Mr. Siegel, who was previously the president and chief executive officer of Sotheby’s International Realty, was tapped to lead the expansion, and in May 2014, Engel & Völkers announced it created its first office in New York and had begun to broker properties.
Today, Mr. Siegel’s group is marketing multimillion dollar residences to a largely international clientele (on the Engel & Völkers New York City website, prices are also listed in euros, as are the various languages brokers speak).
The New York branch of the company chose to make 6,000 square feet on the 11th floor of 430 Park Avenue, between East 55th and East 56th Streets, its home.
“We felt that it was important to have a Midtown location with a very recognizable address,” said Mr.

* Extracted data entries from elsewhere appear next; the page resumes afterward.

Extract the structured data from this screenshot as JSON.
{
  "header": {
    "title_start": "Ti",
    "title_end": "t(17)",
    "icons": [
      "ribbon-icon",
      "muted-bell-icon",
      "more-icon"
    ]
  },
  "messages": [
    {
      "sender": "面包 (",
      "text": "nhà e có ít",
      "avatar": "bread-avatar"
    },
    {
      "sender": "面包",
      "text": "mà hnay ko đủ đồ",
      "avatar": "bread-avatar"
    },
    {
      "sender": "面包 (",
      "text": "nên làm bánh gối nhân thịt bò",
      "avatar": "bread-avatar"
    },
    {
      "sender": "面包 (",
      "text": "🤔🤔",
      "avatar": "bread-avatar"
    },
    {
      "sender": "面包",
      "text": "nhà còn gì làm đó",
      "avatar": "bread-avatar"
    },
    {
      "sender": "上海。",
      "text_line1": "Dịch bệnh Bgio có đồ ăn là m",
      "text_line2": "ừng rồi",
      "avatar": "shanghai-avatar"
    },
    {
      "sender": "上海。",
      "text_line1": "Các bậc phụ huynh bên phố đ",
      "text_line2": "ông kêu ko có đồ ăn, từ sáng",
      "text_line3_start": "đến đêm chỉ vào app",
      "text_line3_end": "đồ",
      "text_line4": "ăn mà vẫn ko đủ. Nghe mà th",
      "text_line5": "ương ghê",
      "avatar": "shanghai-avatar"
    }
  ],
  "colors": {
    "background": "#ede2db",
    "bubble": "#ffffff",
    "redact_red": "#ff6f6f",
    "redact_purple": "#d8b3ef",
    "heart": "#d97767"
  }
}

Siegel. “We also wanted to be fully integrated into our corporate and national development group,” which also had a presence at the property.
The clean, modern space was designed to match the company’s brand identity. According to Peter Jensen, the design director for New York-based architecture firm G3, the space is “dressed in a neutral, but high-contrast palette,” with white and black walls with a touch of red.
“The expansion features open ceilings, exposed ductwork, and suspended lighting, creating a rugged elegance,” said Mr. Jensen, who was involved in the main aspects of the design for the space. There is also a liberal use of glass at the office, ensuring an abundance of natural light and views of Park Avenue.
“It’s a very international look,” said Mr. Siegel. “It’s not derivative of any one location or geography. It has a broad style and international appeal.”
Compact offices and bench-style workstations are used to maximize space and ensure the roughly 40 employees are comfortably situated. The setup is well-equipped for hoteling or providing workstations to employees on an as-needed basis.
“I knew I needed architects who would understand the nuances of the New York market, who could also understand, quite honestly, the wide range of work styles that real estate agents have,” said Mr. Siegel. “I have agents here that are in the office every morning at 8 a.m. They like coming in and working from office. I also have other agents who are very good, who I may see once every two or three weeks. I needed to incorporate both of those styles [into the office space] and at the same time protect the corporate brand standards.”